Dr. Tedros tweeted, “A new #Ebola outbreak detected in western #DRC, near Mbandaka, Équateur province. @MinSanteRDC has identified 6 cases, of which 4 people have died.”
“The country is also in final phase of battling Ebola in eastern DRC, #COVID19 & the world’s largest measles outbreak,” he added.
The DRC has been struggling to combat an Ebola outbreak that started in 2018 in the eastern part of the country. The WHO reported more than 3,400 cases, with over 2,240 deaths.
Health officials said no new cases were reported in the past 21 days in that outbreak. This suggests that the outbreak may be under control because Ebola has an incubation period of 21 days; however, the WHO waits for two full incubation periods (42 days) to be sure before declaring that an outbreak has ended.
“The announcement comes as a long, difficult and complex Ebola outbreak in eastern Democratic Republic of the Congo is in its final phase, while the country also battles COVID-19 and the world’s largest measles outbreak,” the WHO said in a statement.
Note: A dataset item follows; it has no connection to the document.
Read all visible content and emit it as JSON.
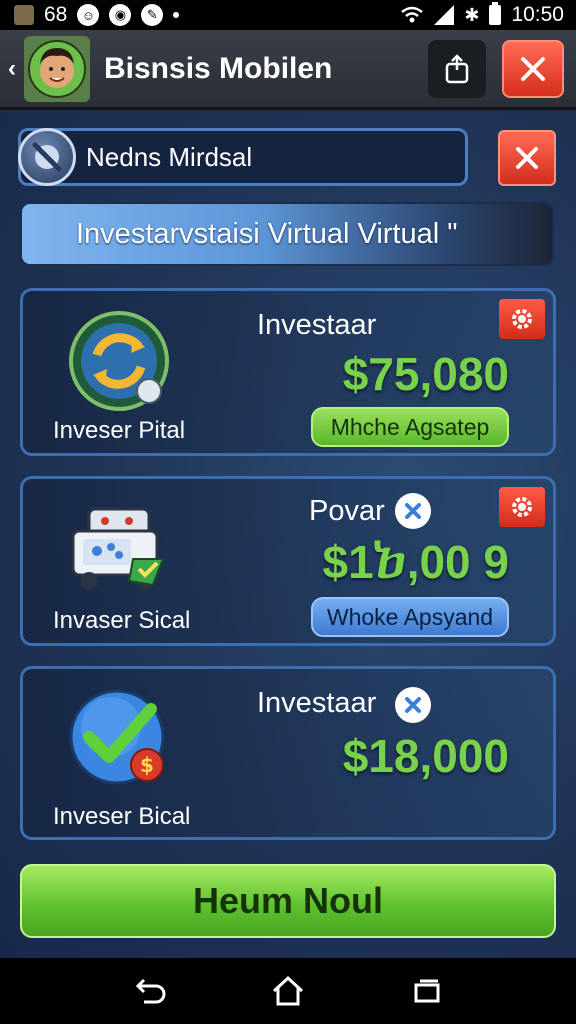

As far as coronavirus is concerned, the central African nation has reported 3,195 confirmed cases, with 72 deaths, according to worldometers.info.
In the DRC, the worst epidemic has been measles so far, which has infected nearly 370,000 and killed 6,779 people since 2019.
The WHO said new Ebola outbreaks can be expected in the DRC. The largest Ebola epidemic was in 2014-2016 in the West African nations of Liberia, Sierra Leone, and Guinea, with officials reporting more than 28,000 confirmed cases and 11,000 deaths.